[Note: This blog has been refreshed to reflect updated performance figures.]
NetApp and Google Cloud are proud to bring you Cloud Volumes Service for Google Cloud. This blog focuses on identifying the envelope of the service—that is, what you can expect from your enterprise application when it’s built on this new and robust cloud-native NAS storage service.
This introductory blog focuses generically on the category of enterprise applications that require a Linux file service; let’s call it Enterprise App X. Enterprise App X is a scale-out custom application that relies heavily on NFSv3 to provide each of the many compute instances access to one or more shared filesystem resources. (SMB is available too and is covered in the blog “Windows Applications on Google Cloud Platform”). As the application architect, you’re not quite sure about the I/O needs, except that they are large and distributed. To understand the I/O needs, let’s explore what the NetApp® Cloud Volumes Service is capable of, by answering the following questions:
How many IOPScan Application X generate against a single cloud volume?

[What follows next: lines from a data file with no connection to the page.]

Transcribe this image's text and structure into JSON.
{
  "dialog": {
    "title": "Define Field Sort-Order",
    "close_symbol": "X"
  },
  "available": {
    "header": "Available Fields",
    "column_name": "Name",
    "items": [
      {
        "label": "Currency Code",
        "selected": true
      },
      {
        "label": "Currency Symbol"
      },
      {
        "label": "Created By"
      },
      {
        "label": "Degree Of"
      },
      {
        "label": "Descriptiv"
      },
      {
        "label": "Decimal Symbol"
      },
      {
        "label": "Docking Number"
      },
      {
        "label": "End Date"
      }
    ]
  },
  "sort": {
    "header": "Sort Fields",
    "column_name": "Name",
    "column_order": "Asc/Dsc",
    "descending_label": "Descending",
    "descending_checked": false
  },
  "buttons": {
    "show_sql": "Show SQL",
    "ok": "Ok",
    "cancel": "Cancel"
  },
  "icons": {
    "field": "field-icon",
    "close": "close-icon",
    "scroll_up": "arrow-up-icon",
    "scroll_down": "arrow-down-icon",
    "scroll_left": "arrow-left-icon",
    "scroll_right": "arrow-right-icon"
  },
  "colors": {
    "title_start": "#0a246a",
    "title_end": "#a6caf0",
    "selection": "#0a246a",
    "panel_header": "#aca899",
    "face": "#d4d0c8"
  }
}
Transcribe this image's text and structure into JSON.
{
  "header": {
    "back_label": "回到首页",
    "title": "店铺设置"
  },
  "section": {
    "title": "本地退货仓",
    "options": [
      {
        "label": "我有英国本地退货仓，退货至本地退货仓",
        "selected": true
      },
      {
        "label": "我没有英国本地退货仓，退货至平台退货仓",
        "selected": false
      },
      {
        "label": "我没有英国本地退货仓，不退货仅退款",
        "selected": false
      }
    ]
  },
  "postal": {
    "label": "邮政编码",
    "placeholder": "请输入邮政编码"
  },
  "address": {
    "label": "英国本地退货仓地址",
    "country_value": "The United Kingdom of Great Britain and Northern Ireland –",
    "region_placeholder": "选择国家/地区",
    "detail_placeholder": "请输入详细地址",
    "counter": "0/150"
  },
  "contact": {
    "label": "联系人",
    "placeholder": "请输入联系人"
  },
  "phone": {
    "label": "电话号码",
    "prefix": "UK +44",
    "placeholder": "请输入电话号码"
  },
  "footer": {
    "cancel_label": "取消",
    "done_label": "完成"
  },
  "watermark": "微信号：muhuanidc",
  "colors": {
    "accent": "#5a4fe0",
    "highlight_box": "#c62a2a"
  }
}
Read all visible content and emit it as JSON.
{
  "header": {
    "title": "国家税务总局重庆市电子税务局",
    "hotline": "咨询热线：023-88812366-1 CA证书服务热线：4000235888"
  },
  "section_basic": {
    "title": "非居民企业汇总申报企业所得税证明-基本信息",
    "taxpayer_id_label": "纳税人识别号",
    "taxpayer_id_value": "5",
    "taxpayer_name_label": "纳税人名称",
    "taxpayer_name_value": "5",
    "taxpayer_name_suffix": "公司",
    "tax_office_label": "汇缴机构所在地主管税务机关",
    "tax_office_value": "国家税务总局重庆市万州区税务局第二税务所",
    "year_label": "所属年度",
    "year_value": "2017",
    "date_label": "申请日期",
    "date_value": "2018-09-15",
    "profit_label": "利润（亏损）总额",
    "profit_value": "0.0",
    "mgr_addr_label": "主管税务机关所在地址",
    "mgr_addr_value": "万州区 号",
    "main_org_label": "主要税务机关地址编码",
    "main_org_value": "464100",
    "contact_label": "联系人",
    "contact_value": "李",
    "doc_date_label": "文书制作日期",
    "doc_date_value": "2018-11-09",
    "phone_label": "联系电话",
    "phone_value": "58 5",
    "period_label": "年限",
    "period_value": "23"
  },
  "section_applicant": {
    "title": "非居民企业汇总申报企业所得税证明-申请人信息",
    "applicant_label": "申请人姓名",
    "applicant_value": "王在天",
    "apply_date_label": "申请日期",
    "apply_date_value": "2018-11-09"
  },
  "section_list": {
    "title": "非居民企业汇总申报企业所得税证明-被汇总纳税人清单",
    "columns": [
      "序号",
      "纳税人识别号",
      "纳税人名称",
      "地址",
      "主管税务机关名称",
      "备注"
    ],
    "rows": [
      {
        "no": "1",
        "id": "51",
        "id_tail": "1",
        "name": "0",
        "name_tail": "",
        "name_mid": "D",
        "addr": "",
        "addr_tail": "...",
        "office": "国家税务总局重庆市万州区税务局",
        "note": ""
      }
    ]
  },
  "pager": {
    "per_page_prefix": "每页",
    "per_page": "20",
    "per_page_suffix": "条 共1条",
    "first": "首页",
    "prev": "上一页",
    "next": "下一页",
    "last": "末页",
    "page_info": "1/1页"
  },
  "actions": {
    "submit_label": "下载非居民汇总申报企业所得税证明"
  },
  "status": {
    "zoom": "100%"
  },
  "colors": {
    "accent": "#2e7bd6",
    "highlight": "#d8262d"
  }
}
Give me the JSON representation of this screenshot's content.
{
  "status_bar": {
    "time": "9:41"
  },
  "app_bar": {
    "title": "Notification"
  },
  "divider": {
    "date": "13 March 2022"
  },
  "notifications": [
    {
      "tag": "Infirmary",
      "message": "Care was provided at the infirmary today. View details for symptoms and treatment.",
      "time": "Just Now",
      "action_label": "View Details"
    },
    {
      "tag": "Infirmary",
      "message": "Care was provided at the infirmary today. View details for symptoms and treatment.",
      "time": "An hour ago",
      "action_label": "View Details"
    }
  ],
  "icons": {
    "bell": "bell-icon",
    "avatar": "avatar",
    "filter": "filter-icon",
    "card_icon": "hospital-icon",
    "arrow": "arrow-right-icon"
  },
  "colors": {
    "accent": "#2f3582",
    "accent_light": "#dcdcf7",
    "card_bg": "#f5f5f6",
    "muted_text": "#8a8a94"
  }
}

How much bandwidthcan Application X consume against the same volume?
How much bandwidth can a single instance running Application X consume?
What regional differences are observed?
The results documented below come from fio summary files. fio is a command line utility that was created to help engineers and customers generate disk I/O workloads to be used for validating storage performance. We used the tool in a client-server configuration using a single mixed master/client and 32 dedicated client GCE instances—thus scale out.

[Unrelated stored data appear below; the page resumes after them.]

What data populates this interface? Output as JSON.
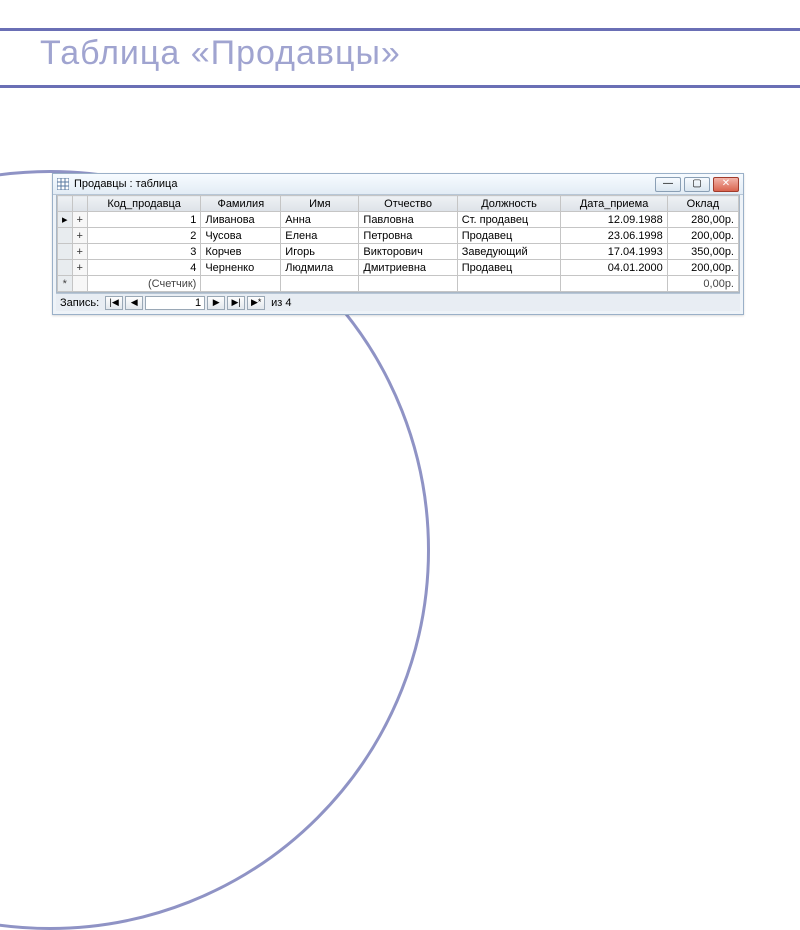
{
  "slide": {
    "title": "Таблица «Продавцы»"
  },
  "window": {
    "title": "Продавцы : таблица"
  },
  "columns": {
    "c0": "Код_продавца",
    "c1": "Фамилия",
    "c2": "Имя",
    "c3": "Отчество",
    "c4": "Должность",
    "c5": "Дата_приема",
    "c6": "Оклад"
  },
  "rows": [
    {
      "sel": "▸",
      "exp": "+",
      "id": "1",
      "fam": "Ливанова",
      "name": "Анна",
      "patr": "Павловна",
      "pos": "Ст. продавец",
      "date": "12.09.1988",
      "sal": "280,00р."
    },
    {
      "sel": "",
      "exp": "+",
      "id": "2",
      "fam": "Чусова",
      "name": "Елена",
      "patr": "Петровна",
      "pos": "Продавец",
      "date": "23.06.1998",
      "sal": "200,00р."
    },
    {
      "sel": "",
      "exp": "+",
      "id": "3",
      "fam": "Корчев",
      "name": "Игорь",
      "patr": "Викторович",
      "pos": "Заведующий",
      "date": "17.04.1993",
      "sal": "350,00р."
    },
    {
      "sel": "",
      "exp": "+",
      "id": "4",
      "fam": "Черненко",
      "name": "Людмила",
      "patr": "Дмитриевна",
      "pos": "Продавец",
      "date": "04.01.2000",
      "sal": "200,00р."
    }
  ],
  "newrow": {
    "sel": "*",
    "idplaceholder": "(Счетчик)",
    "sal": "0,00р."
  },
  "recnav": {
    "label": "Запись:",
    "first": "|◀",
    "prev": "◀",
    "current": "1",
    "next": "▶",
    "last": "▶|",
    "newrec": "▶*",
    "of": "из  4"
  },
  "winbtn": {
    "min": "—",
    "max": "▢",
    "close": "✕"
  }
}
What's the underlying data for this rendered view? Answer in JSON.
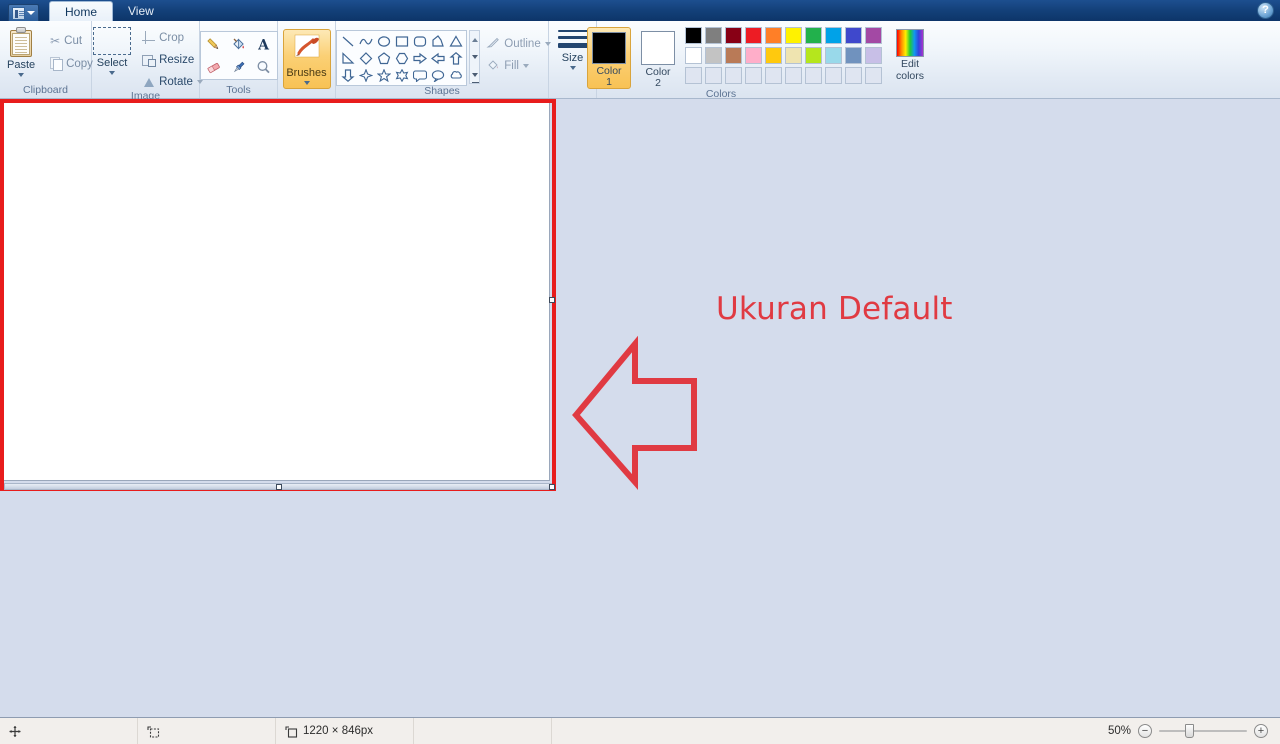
{
  "window": {
    "quick_access": {
      "icon": "paint-menu-icon",
      "caret": "chevron-down-icon"
    },
    "tabs": [
      {
        "label": "Home",
        "active": true
      },
      {
        "label": "View",
        "active": false
      }
    ],
    "help_button": "?"
  },
  "ribbon": {
    "groups": [
      {
        "name": "Clipboard",
        "label": "Clipboard",
        "paste": {
          "label": "Paste",
          "icon": "clipboard-icon"
        },
        "cut": {
          "label": "Cut",
          "icon": "scissors-icon"
        },
        "copy": {
          "label": "Copy",
          "icon": "copy-icon"
        }
      },
      {
        "name": "Image",
        "label": "Image",
        "select": {
          "label": "Select",
          "icon": "selection-rectangle-icon"
        },
        "crop": {
          "label": "Crop",
          "icon": "crop-icon"
        },
        "resize": {
          "label": "Resize",
          "icon": "resize-icon"
        },
        "rotate": {
          "label": "Rotate",
          "icon": "rotate-icon"
        }
      },
      {
        "name": "Tools",
        "label": "Tools",
        "tools": [
          "pencil-icon",
          "fill-with-color-icon",
          "text-icon",
          "eraser-icon",
          "color-picker-icon",
          "magnifier-icon"
        ]
      },
      {
        "name": "Brushes",
        "brushes": {
          "label": "Brushes",
          "icon": "paintbrush-icon"
        }
      },
      {
        "name": "Shapes",
        "label": "Shapes",
        "shapes": [
          "line",
          "curve",
          "oval",
          "rectangle",
          "rounded-rectangle",
          "polygon",
          "triangle",
          "right-triangle",
          "diamond",
          "pentagon",
          "hexagon",
          "right-arrow",
          "left-arrow",
          "up-arrow",
          "down-arrow",
          "four-point-star",
          "five-point-star",
          "six-point-star",
          "rounded-callout",
          "oval-callout",
          "cloud-callout"
        ],
        "outline": {
          "label": "Outline",
          "icon": "outline-pen-icon"
        },
        "fill": {
          "label": "Fill",
          "icon": "fill-bucket-icon"
        }
      },
      {
        "name": "Size",
        "size": {
          "label": "Size",
          "icon": "line-thickness-icon"
        }
      },
      {
        "name": "Colors",
        "label": "Colors",
        "color1": {
          "label_line1": "Color",
          "label_line2": "1",
          "value": "#000000"
        },
        "color2": {
          "label_line1": "Color",
          "label_line2": "2",
          "value": "#ffffff"
        },
        "palette_row1": [
          "#000000",
          "#7f7f7f",
          "#880015",
          "#ed1c24",
          "#ff7f27",
          "#fff200",
          "#22b14c",
          "#00a2e8",
          "#3f48cc",
          "#a349a4"
        ],
        "palette_row2": [
          "#ffffff",
          "#c3c3c3",
          "#b97a57",
          "#ffaec9",
          "#ffc90e",
          "#efe4b0",
          "#b5e61d",
          "#99d9ea",
          "#7092be",
          "#c8bfe7"
        ],
        "palette_row3": [
          "#dfe5f1",
          "#dfe5f1",
          "#dfe5f1",
          "#dfe5f1",
          "#dfe5f1",
          "#dfe5f1",
          "#dfe5f1",
          "#dfe5f1",
          "#dfe5f1",
          "#dfe5f1"
        ],
        "edit_colors": {
          "label_line1": "Edit",
          "label_line2": "colors",
          "icon": "rainbow-palette-icon"
        }
      }
    ]
  },
  "canvas": {
    "highlight_color": "#e81c1c",
    "paper_color": "#ffffff",
    "handles": [
      "right-middle-handle",
      "bottom-middle-handle",
      "bottom-right-corner-handle"
    ]
  },
  "annotation": {
    "text": "Ukuran Default",
    "color": "#e03a42",
    "arrow": "left-arrow-annotation"
  },
  "statusbar": {
    "cursor_icon": "cursor-position-icon",
    "selection_icon": "selection-size-icon",
    "image_size_icon": "image-size-icon",
    "image_size": "1220 × 846px",
    "zoom_label": "50%",
    "zoom_out": "−",
    "zoom_in": "+"
  }
}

The tests were designed to identify the limits that the hypothetical Application X may experience as well as expose the response time curves up to those limits. Therefore, we ran the following scenarios:
100% read, 0% write
90% read:10% write,
10% read, 90% write
0% read, 100% write 64KiB Sequential:
100% read, 0% write
90% read:10% write,
10% read, 90% write
0% read, 100% write
Before going any further, let's talk about the environment we used in our tests.

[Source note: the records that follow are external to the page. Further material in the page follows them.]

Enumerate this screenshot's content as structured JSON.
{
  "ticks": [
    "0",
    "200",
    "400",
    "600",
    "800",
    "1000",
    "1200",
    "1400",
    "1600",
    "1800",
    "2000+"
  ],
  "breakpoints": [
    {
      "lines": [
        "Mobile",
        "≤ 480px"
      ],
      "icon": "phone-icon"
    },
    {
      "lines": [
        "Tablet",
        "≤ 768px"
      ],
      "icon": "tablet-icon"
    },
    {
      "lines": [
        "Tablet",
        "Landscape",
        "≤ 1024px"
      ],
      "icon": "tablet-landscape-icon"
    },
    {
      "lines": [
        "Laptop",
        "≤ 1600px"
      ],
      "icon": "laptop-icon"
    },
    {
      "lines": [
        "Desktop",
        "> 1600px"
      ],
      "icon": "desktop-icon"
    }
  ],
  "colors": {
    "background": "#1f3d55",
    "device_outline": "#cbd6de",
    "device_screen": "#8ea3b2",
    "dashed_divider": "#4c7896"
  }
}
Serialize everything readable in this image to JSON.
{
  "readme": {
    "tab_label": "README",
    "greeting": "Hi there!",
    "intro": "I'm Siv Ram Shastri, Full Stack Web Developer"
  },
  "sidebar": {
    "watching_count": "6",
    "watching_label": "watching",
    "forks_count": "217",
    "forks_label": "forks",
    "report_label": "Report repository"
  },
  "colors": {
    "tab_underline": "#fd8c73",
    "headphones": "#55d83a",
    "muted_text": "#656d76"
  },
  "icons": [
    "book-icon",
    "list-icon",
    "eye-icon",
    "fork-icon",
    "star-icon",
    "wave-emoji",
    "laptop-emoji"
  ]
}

Volume network bandwidth is based on a combination of service level and allocated capacity. However, the total bandwidth available to all volumes is potentially constrained by bandwidth made available to the project. Bandwidth calculations work as shown in the following table.
For example, although two volumes allocated 10Gbps of bandwidth each may both operate unconstrained, three volumes allocated 10Gbps each are constrained by the project and must share the total bandwidth.
NFSv3 Scale Out Workload: Random I/O
The following graph represents the upper limits of I/O for a single cloud volume. Driven by fio from 32 N1-Standard-8 SLES15 GCE instances, anywhere from 460,000 4KiB random read iops to 135,000 4KiB random write iops are achievable.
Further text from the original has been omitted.